I don't want to get all not my Nigel but my DH grew up with very traditional parents, his dad worked a high pressure job and his mum was a SAHM and did everything around the house. My DH never expected that from me because he understood that that was an arrangement his parents had agreed and suited them, not something to impose unilaterally on me.

But then I think I have always been a lot more assertive than a lot of women on here - before we moved in together, we agreed a split of chores and we renegotiate that periodically. I would never dream of picking up his socks etc, in fact (to general astonishment on here) I have never done his laundry at all. (And no we don't do half loads, we just wait the while few days till we have a full one)

Intercity225 · 11/10/2021 16:55

BF on demand

That is certainly not a recent guideline. I was bf on demand 34 years ago! (I was supported by a La Leche League counsellor, and later worked for another charity, supporting breast feeding)

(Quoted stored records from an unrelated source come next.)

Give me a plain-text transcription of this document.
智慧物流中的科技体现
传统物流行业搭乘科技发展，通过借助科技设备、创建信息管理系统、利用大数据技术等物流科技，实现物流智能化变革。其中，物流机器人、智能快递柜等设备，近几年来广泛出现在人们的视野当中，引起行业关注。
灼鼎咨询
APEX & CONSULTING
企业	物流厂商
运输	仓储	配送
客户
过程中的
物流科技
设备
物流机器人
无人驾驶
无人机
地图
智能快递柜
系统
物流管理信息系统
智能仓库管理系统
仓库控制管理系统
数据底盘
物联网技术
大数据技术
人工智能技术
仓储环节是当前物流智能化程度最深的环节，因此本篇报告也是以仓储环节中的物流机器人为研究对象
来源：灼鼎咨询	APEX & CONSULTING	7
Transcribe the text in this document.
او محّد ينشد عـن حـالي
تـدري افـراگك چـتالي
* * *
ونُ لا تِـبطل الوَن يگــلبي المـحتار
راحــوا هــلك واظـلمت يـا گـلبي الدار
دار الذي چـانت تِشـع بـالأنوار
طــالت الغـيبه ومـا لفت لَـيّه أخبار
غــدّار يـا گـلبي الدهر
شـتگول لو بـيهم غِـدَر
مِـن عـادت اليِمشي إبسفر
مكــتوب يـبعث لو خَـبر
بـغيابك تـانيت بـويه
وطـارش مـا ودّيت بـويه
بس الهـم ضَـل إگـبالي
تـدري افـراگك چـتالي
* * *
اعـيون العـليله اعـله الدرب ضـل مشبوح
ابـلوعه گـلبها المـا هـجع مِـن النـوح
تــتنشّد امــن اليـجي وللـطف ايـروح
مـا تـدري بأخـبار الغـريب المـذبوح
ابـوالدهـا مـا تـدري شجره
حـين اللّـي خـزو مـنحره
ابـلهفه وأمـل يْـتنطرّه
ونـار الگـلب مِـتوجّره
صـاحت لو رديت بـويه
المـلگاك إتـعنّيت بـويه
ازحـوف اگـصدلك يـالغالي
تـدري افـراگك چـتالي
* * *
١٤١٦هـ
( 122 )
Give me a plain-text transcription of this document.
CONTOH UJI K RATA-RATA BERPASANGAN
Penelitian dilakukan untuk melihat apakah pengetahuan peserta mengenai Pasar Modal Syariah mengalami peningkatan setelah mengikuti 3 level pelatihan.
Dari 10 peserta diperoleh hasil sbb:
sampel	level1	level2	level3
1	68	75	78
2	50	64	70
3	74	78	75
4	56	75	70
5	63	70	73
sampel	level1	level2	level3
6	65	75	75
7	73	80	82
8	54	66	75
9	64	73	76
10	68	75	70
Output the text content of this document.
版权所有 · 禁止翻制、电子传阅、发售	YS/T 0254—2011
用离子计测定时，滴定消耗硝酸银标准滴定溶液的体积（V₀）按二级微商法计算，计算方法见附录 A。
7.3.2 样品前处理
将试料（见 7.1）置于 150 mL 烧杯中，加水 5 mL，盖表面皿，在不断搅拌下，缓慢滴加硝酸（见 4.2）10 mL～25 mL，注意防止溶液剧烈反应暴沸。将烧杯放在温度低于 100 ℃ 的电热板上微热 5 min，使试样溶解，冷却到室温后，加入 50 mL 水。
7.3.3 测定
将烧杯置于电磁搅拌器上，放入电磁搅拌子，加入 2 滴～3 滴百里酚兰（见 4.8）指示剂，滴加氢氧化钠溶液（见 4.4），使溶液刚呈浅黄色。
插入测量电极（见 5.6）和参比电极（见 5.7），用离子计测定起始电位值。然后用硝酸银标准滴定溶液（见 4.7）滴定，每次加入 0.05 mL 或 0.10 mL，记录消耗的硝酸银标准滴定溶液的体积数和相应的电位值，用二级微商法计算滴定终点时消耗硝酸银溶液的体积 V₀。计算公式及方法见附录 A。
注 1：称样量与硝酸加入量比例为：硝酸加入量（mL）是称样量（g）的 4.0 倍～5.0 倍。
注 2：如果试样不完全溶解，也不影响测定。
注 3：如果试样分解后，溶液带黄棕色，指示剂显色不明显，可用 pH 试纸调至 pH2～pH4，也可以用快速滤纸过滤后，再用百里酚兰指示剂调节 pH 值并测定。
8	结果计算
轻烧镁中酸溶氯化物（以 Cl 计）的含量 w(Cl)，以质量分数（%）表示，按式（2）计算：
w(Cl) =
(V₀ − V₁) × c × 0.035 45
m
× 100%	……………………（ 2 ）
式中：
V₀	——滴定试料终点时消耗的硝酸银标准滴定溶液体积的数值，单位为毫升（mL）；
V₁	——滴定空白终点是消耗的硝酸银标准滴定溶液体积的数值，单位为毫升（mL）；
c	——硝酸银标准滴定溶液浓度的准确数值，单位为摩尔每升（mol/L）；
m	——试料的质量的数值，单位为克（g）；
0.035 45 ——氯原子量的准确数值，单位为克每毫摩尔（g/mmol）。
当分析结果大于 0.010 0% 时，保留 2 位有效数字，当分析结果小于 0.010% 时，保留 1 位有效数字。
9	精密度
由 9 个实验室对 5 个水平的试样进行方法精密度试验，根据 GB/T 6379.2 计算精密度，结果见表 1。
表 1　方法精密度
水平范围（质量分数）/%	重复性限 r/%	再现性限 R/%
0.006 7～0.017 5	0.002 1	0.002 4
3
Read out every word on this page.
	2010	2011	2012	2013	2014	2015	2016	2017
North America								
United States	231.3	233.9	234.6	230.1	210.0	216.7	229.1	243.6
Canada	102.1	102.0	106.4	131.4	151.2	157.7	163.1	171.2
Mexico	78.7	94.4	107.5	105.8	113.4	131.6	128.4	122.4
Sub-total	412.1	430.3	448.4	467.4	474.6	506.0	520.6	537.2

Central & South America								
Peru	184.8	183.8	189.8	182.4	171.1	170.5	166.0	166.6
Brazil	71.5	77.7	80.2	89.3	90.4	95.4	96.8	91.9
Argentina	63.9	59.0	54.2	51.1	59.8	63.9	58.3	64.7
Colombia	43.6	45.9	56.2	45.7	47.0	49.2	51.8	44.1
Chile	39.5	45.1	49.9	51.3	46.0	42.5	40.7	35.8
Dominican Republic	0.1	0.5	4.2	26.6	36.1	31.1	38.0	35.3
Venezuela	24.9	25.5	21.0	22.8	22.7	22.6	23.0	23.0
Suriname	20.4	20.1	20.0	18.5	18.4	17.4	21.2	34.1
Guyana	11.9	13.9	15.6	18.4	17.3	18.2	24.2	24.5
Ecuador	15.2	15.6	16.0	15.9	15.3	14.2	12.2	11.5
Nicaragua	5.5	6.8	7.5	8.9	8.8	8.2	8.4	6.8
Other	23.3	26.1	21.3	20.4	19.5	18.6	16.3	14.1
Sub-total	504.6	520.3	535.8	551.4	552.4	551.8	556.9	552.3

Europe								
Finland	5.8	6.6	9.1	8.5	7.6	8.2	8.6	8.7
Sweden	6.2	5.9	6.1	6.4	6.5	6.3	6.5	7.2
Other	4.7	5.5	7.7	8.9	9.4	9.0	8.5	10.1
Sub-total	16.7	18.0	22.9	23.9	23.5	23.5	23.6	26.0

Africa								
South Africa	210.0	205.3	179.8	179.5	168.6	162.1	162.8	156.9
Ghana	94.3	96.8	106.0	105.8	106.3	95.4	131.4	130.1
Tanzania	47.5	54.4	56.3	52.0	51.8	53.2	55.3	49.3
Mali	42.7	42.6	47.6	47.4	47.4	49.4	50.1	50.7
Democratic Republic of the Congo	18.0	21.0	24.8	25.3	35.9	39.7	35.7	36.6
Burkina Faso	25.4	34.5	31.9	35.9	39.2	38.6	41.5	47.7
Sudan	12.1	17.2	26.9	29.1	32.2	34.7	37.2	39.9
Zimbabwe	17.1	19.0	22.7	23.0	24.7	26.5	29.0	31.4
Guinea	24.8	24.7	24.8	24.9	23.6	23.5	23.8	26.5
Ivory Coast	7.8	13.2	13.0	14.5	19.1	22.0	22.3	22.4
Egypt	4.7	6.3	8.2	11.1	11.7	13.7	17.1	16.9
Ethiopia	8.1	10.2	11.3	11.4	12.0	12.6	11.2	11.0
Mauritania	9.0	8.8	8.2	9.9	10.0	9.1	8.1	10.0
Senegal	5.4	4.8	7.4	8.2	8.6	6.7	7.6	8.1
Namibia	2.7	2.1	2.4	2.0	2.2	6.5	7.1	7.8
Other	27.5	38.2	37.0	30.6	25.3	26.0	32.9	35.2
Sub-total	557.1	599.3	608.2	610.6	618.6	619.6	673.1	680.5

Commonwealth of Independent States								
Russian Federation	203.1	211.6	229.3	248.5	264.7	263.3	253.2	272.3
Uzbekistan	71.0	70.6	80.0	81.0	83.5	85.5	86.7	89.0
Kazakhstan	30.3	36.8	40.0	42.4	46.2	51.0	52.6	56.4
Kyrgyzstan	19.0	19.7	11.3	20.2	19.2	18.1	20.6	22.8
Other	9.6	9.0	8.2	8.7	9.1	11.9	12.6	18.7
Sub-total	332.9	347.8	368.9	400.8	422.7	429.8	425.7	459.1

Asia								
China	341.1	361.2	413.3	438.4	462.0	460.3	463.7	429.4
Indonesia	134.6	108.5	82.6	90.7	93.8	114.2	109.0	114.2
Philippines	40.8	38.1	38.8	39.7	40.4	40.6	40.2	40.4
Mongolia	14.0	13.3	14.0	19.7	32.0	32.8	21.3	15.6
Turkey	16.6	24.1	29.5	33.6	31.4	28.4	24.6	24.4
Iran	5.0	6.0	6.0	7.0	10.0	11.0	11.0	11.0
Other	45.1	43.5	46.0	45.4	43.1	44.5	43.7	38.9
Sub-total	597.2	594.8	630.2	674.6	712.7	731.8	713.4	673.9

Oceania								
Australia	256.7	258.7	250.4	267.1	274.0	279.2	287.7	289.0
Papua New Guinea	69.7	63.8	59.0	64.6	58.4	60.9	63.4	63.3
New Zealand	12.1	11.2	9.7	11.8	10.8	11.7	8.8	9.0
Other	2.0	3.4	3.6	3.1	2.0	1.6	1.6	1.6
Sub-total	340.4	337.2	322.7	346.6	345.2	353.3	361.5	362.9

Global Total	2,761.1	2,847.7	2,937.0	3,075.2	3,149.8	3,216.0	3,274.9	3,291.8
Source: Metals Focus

JustThisLastLittleBit · 11/10/2021 16:56

@grey12 with respect, the only one of those things that wasn’t the advice 30 years ago was not giving water to babies (even then, I didn’t because all my babies wanted was MILK). People my age can learn and take instructions you know.

When I was online dating I met several men in sole charge of their DC, through bereavement and illness rather than divorce admittedly. They struggled but they coped, because that’s what single parents have to do.

Comedycook · 11/10/2021 16:59

Now many women at least 50% would want careers and their own income contribution even if they had a chance to be a housewife

They want to develop their careers and not to rely 100% on their husband in case of

1) divorce
2) he dies

and then the wife if often left struggling financially without having received education/built her career

To survive financially such a wife has to find a new husband asap

Agree entirely but it's not a genuine choice if women are doing it because they're scared of it all going wrong.

I wonder how many would choose to be a housewife if it was risk free? Probably quite a few

LavenderYellow · 11/10/2021 17:37

@grey12

GP knows a lot of tricks Wink they are particularly great at putting kids to sleep and playing with them.

However I will say there are modern ideas that they don't know about. How nowadays it is advised to put babies on their backs, start foods at 6months, BF on demand, no water for small babies...... all those guidelines are recent and only new parents are more aware of it. GP need to be flexible to know that some things change and be willing to learn Smile

Are grandparents too stupid to find out about current guidelines? Funnily enough, we managed to learn to do it safely and following guidelines ( I breastfed on demand, laid my first baby on her side and subsequent babies on their backs, and started solids at 5 months) Only difference is we spoon fed pureed food and didn't give finger food quite so early. Most of us are very capable of learning the latest advice and would be willing to do so, but if we're treated like morons we probably wont offer any support.